Basit bir özet geçmek gerekirse… Küçük dükkanlarında terzilik yapan ince ruhlu eşi Halim’in yeteneklerini allayıp pullayarak ona destek çıkan Mina, aslında kocasının eşcinselliğini kabul etmiş ve kaderine göz yummuş bir kadın. Halim, hamam sefaları sırasında rastgele buluşmalarla nefsini köreltirken Mina da alnının yazısına bir an olsun itiraz etmiyor. El emeği göz nuru kaftanların dikildiği dükkanlarına çırak olarak Youssef’ın girmesinin ardından hayatlarında zincirleme gelişmeler vuku buluyor. Kimisi bizzat Youssef’ın ellerinden çıkma, kimisi de Mina’nın hastalığından sebep… Nihayetinde açık iletişimi hiçbir zaman hayatlarında bir öncelik hâline getirmemiş, konuşmadan anlaşan, âşık olan, kızan, küsen bu üçlüyü sağır edici bir sessizlik içerisinde tam da beklediğimiz finale doğru yelken alırken izliyoruz.

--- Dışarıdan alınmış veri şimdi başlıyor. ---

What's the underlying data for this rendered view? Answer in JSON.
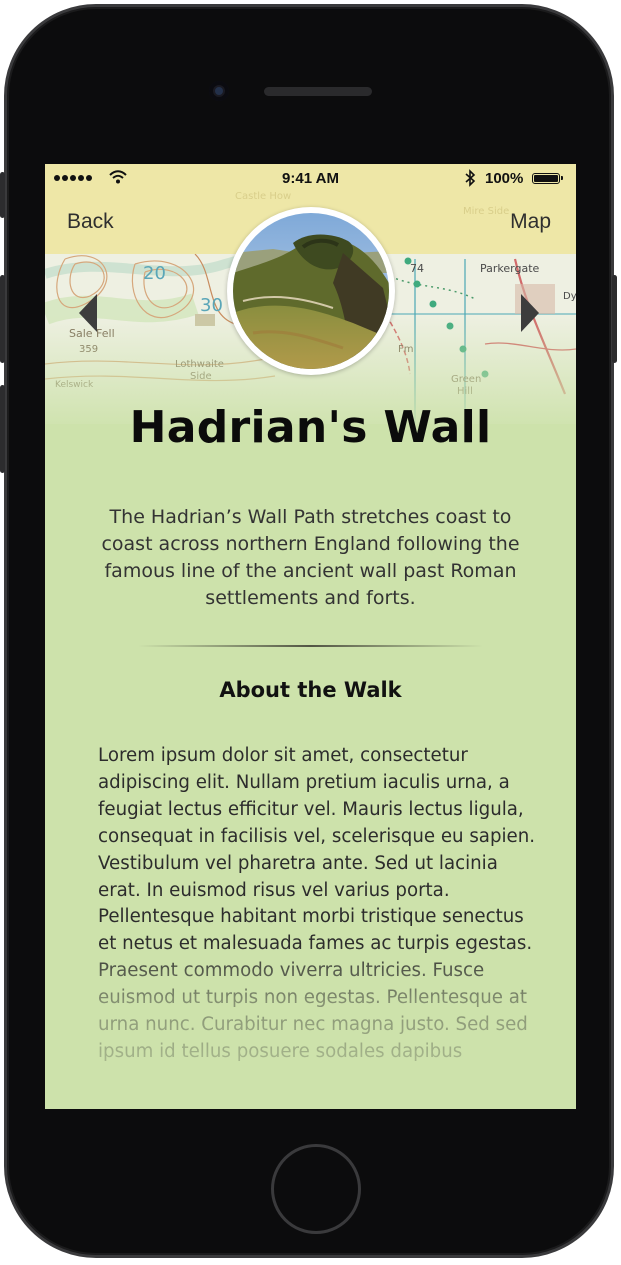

Kurduğu mizansenlerden türlü reji seçimlerine kadar, mukayese kabul etmeyecek bir sıradanlığın eseri olduğundan The Blue Caftan’ı queer şemsiye altına alarak affetmekte güçlük çekiyorum açıkçası. Toplum baskısıyla evlendirilmiş, heteronormatif ilişkilerle hayatı zindan edilmiş lubunyalar da vardır elbette. Hele ki toksik erkek algısının yıkıma uğrattığı bir kültürün içerisinde geçtiği için neredeyse elzem bir örnek. Ama dış dünyayla da pek ilgili değil bu film. Halim’i buna mecbur kılan koşullardan bahsetmiyor, bir isyan bayrağı açmıyor. Otoriteyle tatsız bir ilişki kurmuş, her şeye boğun eğmiş hem karakterleri, hem de yönetmeni. Nahifliğe meşruluk kazandırıp sadece bu sindirilmişlikle döndürüyor dişlileri.
Hadi diyelim lubunyalığın şanından gelen direnme eyleminin esamesi okunmasın, varsın bu karakterlerin hamuru başka malzemelerle karılmış olsun. Peki geleneğin taşa döndüğü bir dünyada orayı burayı kazıyarak kendine yer bulma zahmetine katlanmasını ne yapacağız o zaman? Halim’e yeni bir yer açmıyor ki The Blue Caftan. Bu düzende olduğu kadarını yaşa diye emir veriyor. Anlıyorum, benim ve benden önce gelen jenerasyonların anlatmak istediği hikâyeler henüz bitmedi. Bunlar da yaşanmamış, zembille gökten inmiş eşcinsellerin değil, bizzat eşimizden dostumuzdan duyduğumuz, evlenmeye mecbur bırakılmış, adı sanı olan birilerinin öyküsü. Fakat The Blue Caftan gözlemlemiyor üzülüyor. Dünyayı değiştirmek istemiyor, dizlerini dövüyor. Kucak da açmıyor ve sadece sıradan olmayanı sıradanlaştırıyor.